O movimento negro enfrenta uma longa luta para derrubar todas as formas de racismo e violência. Ao Tribunal de Justiça do Amazonas (TJ-AM), Rocha afirma que já foram enviados ofícios solicitando a realização de mutirão de processos sobre violência contra a mulher negra. Também pediu pressa à Delegada-Geral de Polícia Civil do Estado do Amazonas, Emília Ferraz, em relação aos boletins de ocorrência de racismo. “Já cobrei publicamente celeridade dos processos sobre racismo e muitas das vezes nós não somos atendidos. Nós vamos continuar reivindicando, vamos continuar cobrando a Justiça, para que a Justiça seja feita”, declara.
Para a Assembleia Legislativa do Estado do Amazonas (Aleam) e a Câmara Municipal de Manaus (CMM), Christian Rocha informou que vai enviar ofícios propondo uma lei que exija que em todos os órgãos públicos seja obrigatório afixar um aviso sobre a Lei 7.716/89, que prevê o Crime de Racismo. A proposta é baseada na lei de desacato ao funcionário público presente no Art. 331 do Código Penal Brasileiro.
“É importante a sociedade debater mais sobre isso, as faculdades, as escolas, e principalmente também aplicar uma lei nas escolas, nas faculdades, que não é só matéria da África, mas sobre a lei acerca do racismo”, diz o presidente do Inaô no Amazonas.
Em 2021, foram registrados somente sete casos de racismo em Manaus, segundo dados apresentados pela Secretaria de Segurança Pública do Amazonas. Mas, na prática, esse número deve ser bem maior. “No ano que ele falou que ele registrou sete casos, em três meses eu ouvi quatro casos. As pessoas não procuram mais a justiça porque elas perderam a credibilidade e a confiança na justiça. Porquê a falta de celeridade nos processos judiciais envolvendo racismo, eles demoram bastante e isso gera uma insegurança em querer denunciar”, disse Christian Rocha.
O que dizem a empresa de segurança e o BB
Agência Adrianópolis do banco do Brasil (Foto Google Street View)
A reportagem da Amazônia Real procurou a ouvidoria da empresa Amazon Security que, por email, enviou uma nota. A empresa garantiu que “qualquer notícia de ofensa a terceiros ocorrida durante a prestação de serviços de segurança será devidamente apurada” e que sanções serão aplicadas ao funcionário se ficar comprovada a denúncia de Cley Medeiros, inclusive “o devido encaminhamento às autoridades competentes”.

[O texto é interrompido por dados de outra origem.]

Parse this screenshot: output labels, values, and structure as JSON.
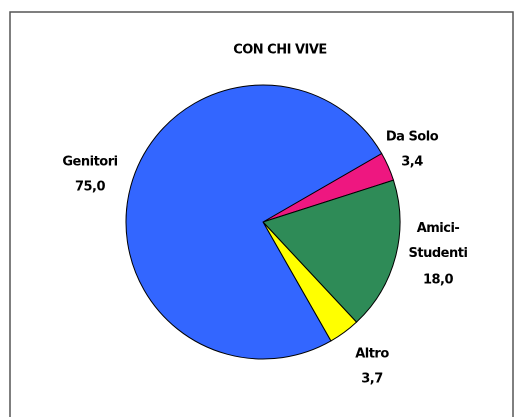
{
  "chart_data": {
    "type": "pie",
    "title": "CON CHI VIVE",
    "categories": [
      "Da Solo",
      "Amici-Studenti",
      "Altro",
      "Genitori"
    ],
    "values": [
      3.4,
      18.0,
      3.7,
      75.0
    ],
    "value_labels": [
      "3,4",
      "18,0",
      "3,7",
      "75,0"
    ],
    "colors": [
      "#ee1780",
      "#2e8b57",
      "#ffff00",
      "#3366ff"
    ]
  }
}
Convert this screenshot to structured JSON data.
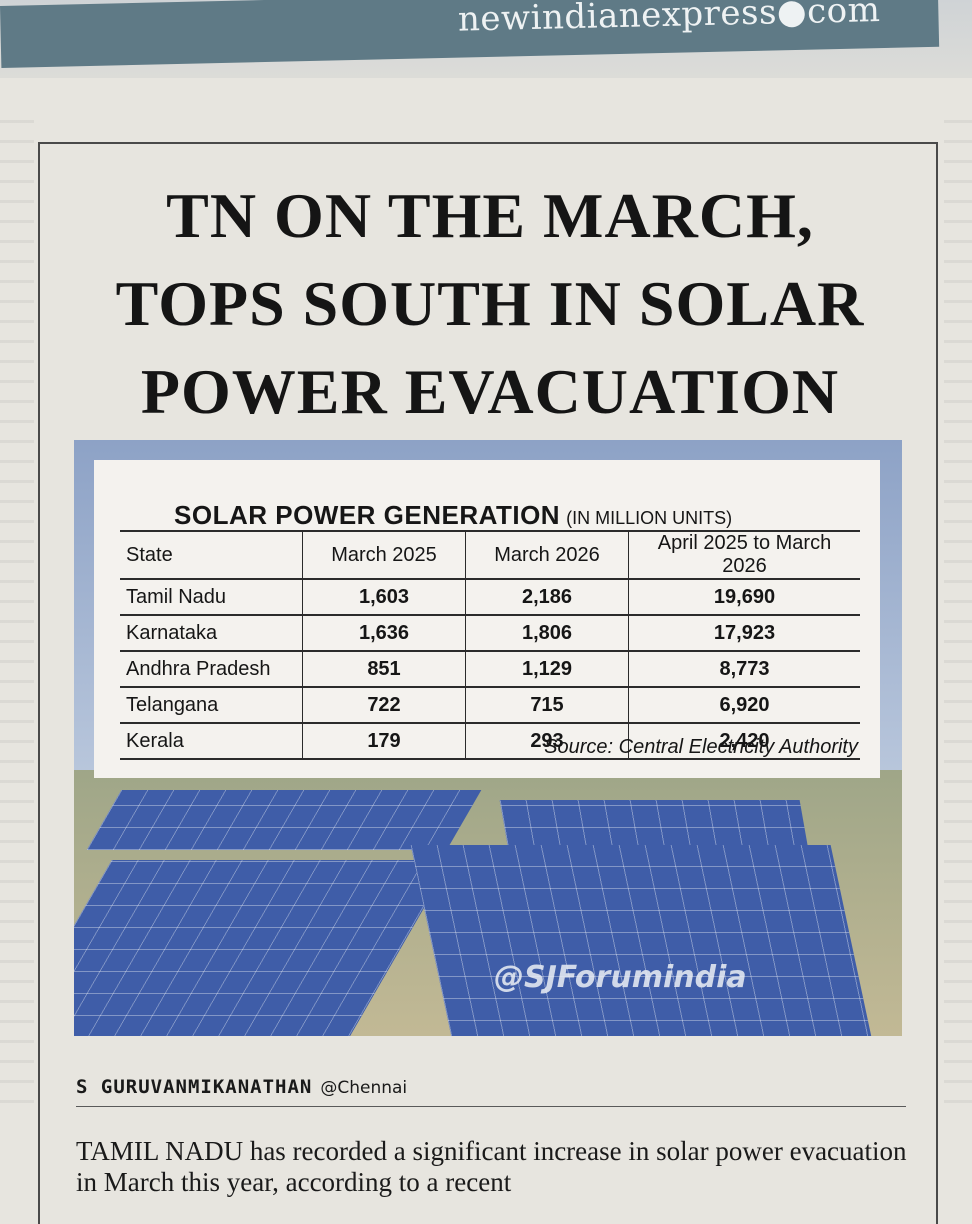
{
  "masthead": {
    "site": "newindianexpress●com"
  },
  "headline": {
    "line1": "TN ON THE MARCH,",
    "line2": "TOPS SOUTH IN SOLAR",
    "line3": "POWER EVACUATION"
  },
  "table": {
    "title": "SOLAR POWER GENERATION",
    "unit": "(IN MILLION UNITS)",
    "headers": [
      "State",
      "March 2025",
      "March 2026",
      "April 2025 to March 2026"
    ],
    "rows": [
      [
        "Tamil Nadu",
        "1,603",
        "2,186",
        "19,690"
      ],
      [
        "Karnataka",
        "1,636",
        "1,806",
        "17,923"
      ],
      [
        "Andhra Pradesh",
        "851",
        "1,129",
        "8,773"
      ],
      [
        "Telangana",
        "722",
        "715",
        "6,920"
      ],
      [
        "Kerala",
        "179",
        "293",
        "2,420"
      ]
    ],
    "source": "Source: Central Electricity Authority"
  },
  "photo": {
    "watermark": "@SJForumindia"
  },
  "byline": {
    "name": "S GURUVANMIKANATHAN",
    "location": "@Chennai"
  },
  "body": {
    "lead": "TAMIL NADU",
    "text": " has recorded a significant increase in solar power evacuation in March this year, according to a recent"
  }
}
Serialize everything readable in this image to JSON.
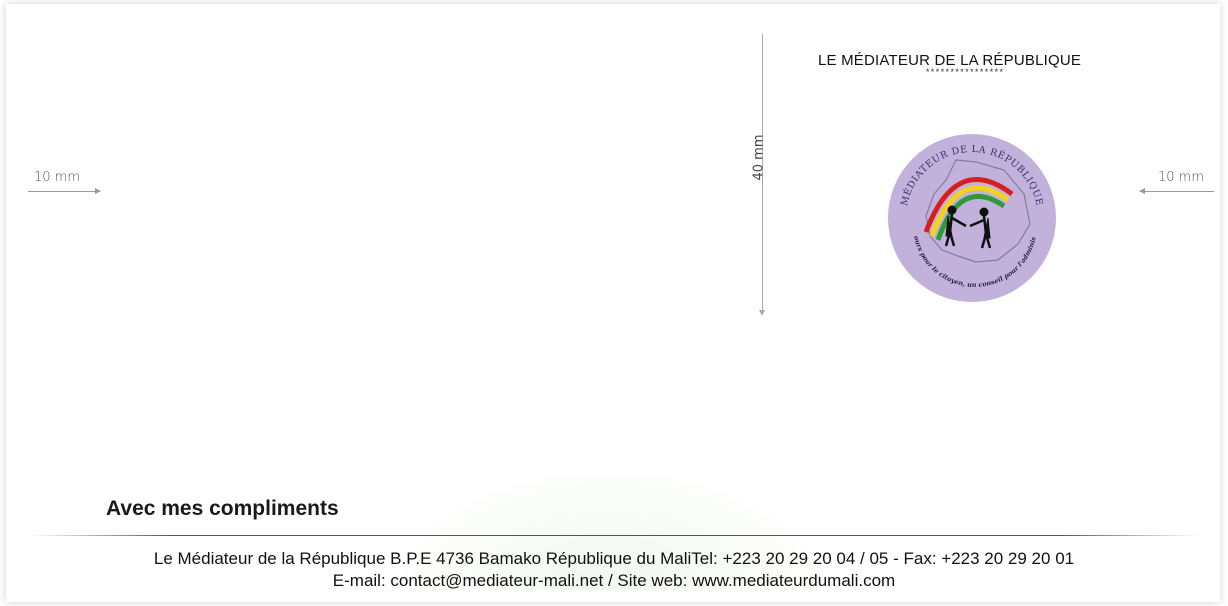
{
  "dimensions": {
    "left_margin": "10 mm",
    "right_margin": "10 mm",
    "height": "40 mm"
  },
  "header": {
    "title": "LE MÉDIATEUR DE LA RÉPUBLIQUE",
    "stars": "****************"
  },
  "seal": {
    "top_text": "MÉDIATEUR DE LA RÉPUBLIQUE",
    "bottom_text": "Un recours pour le citoyen, un conseil pour l'administration",
    "fill_color": "#c2b2db",
    "rainbow_colors": [
      "#d62020",
      "#f2d21a",
      "#2e9a3a"
    ]
  },
  "body": {
    "compliments": "Avec mes compliments"
  },
  "footer": {
    "line1": "Le Médiateur de la République B.P.E 4736 Bamako République du MaliTel: +223 20 29 20 04 / 05 - Fax: +223 20 29 20 01",
    "line2": "E-mail: contact@mediateur-mali.net / Site web: www.mediateurdumali.com"
  }
}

A Amazon Security afirmou ainda que em dezembro de 2021 realizou campanhas internas contra qualquer tipo de discriminação, inclusive distribuindo a cartilha “Segurança Sem Preconceito”, da Federação Nacional das Empresas de Segurança e Transporte de Valores”. “A empresa sempre prezou pelo respeito e igualdade de tratamento entre todos os seus colaboradores e o público em geral, independentemente de origem, cor da pele, credo, orientação sexual ou gênero”, acrescentou.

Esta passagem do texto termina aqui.